Florent Pagny en plein cauchemar en Patagonie


En effet, le magazine Public rapporte l’évolution de l’état de santé de Florent Pagny en plein cauchemar en Patagonie.

Dans ce sens, la publication tient à rassurer les fans par rapport à l’inquiétante rumeur alimentée par Oops dernièrement.
Apparemment, ce magazine évoque une rechute de sa maladie qui aurait rendu sa vie au quotidien en Argentine très difficile.

Notamment, le chanteur de 62 ans a mis le cap en Patagonie après des vacances très luxueuses au Portugal.
En même temps, nous pouvons retrouver sur les réseaux sociaux des photos l’affichant dans sa petite ferme très modeste.

L’odeur, soucis, son quotidien dévoilé


En effet, Florent Pagny en plein cauchemar en Patagonie ne dispose que de quelques pièces peu meublées.

Dans ce sens, le chanteur de 62 ans ne dispose ni de chauffeur, ni de salle de gym, ni de Jacuzzi.
En même temps, il doit également supporter l’odeur et les soucis de l’écurie dans sa vie au quotidien en Patagonie.

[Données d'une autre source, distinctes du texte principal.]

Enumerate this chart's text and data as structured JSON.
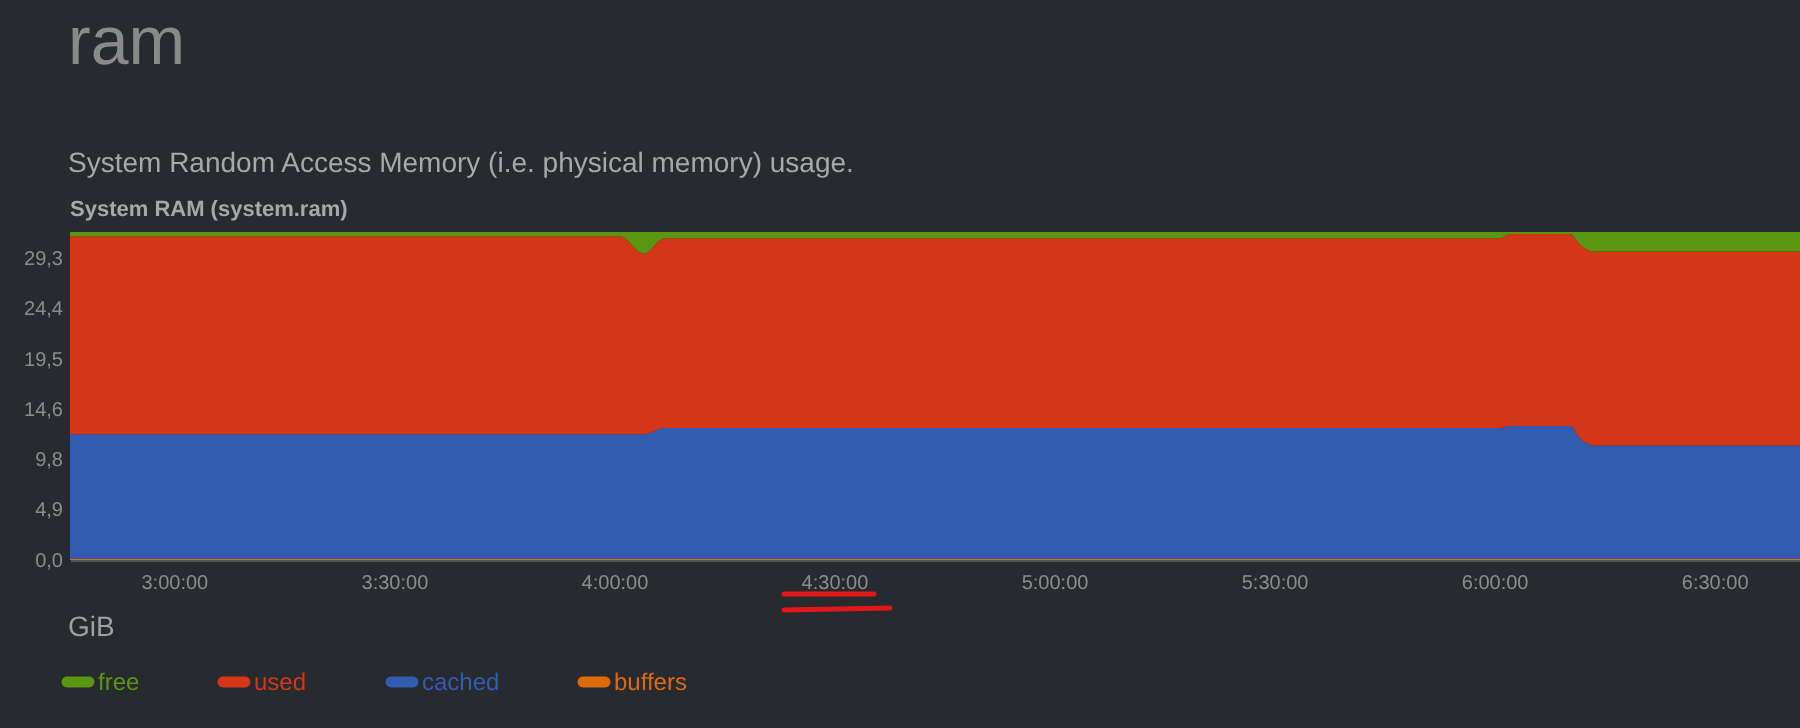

Et pourtant, la publication affirme qu’il se sent plus épanoui que jamais en totale autarcie et face aux étoiles.
Apparemment, il préfère prendre son temps avant de penser à reprendre sa tournée et préparer un nouvel album.

Son retour en France


D’un autre côté, le chanteur de 62 ans devrait retourner en France d’ici le mois de janvier prochain pour son Pet-Scan.

Dans ce sens, il s’agit d’un examen qui permet de détecter une tumeur cancéreuse et/ou des métastases et à surveiller leur évolution.
En même temps, il permet de faire une cartographie de leur localisation dans tout le corps, grâce à leur activité métabolique.

En d’autres termes, étudier leur consommation de glucose après injection du produit radioactif pour connaitre leur localisation.
Par ailleurs, la publication n’aborde pas le sujet de l’opération mentionné par le magazine Closer il y a quelques semaines.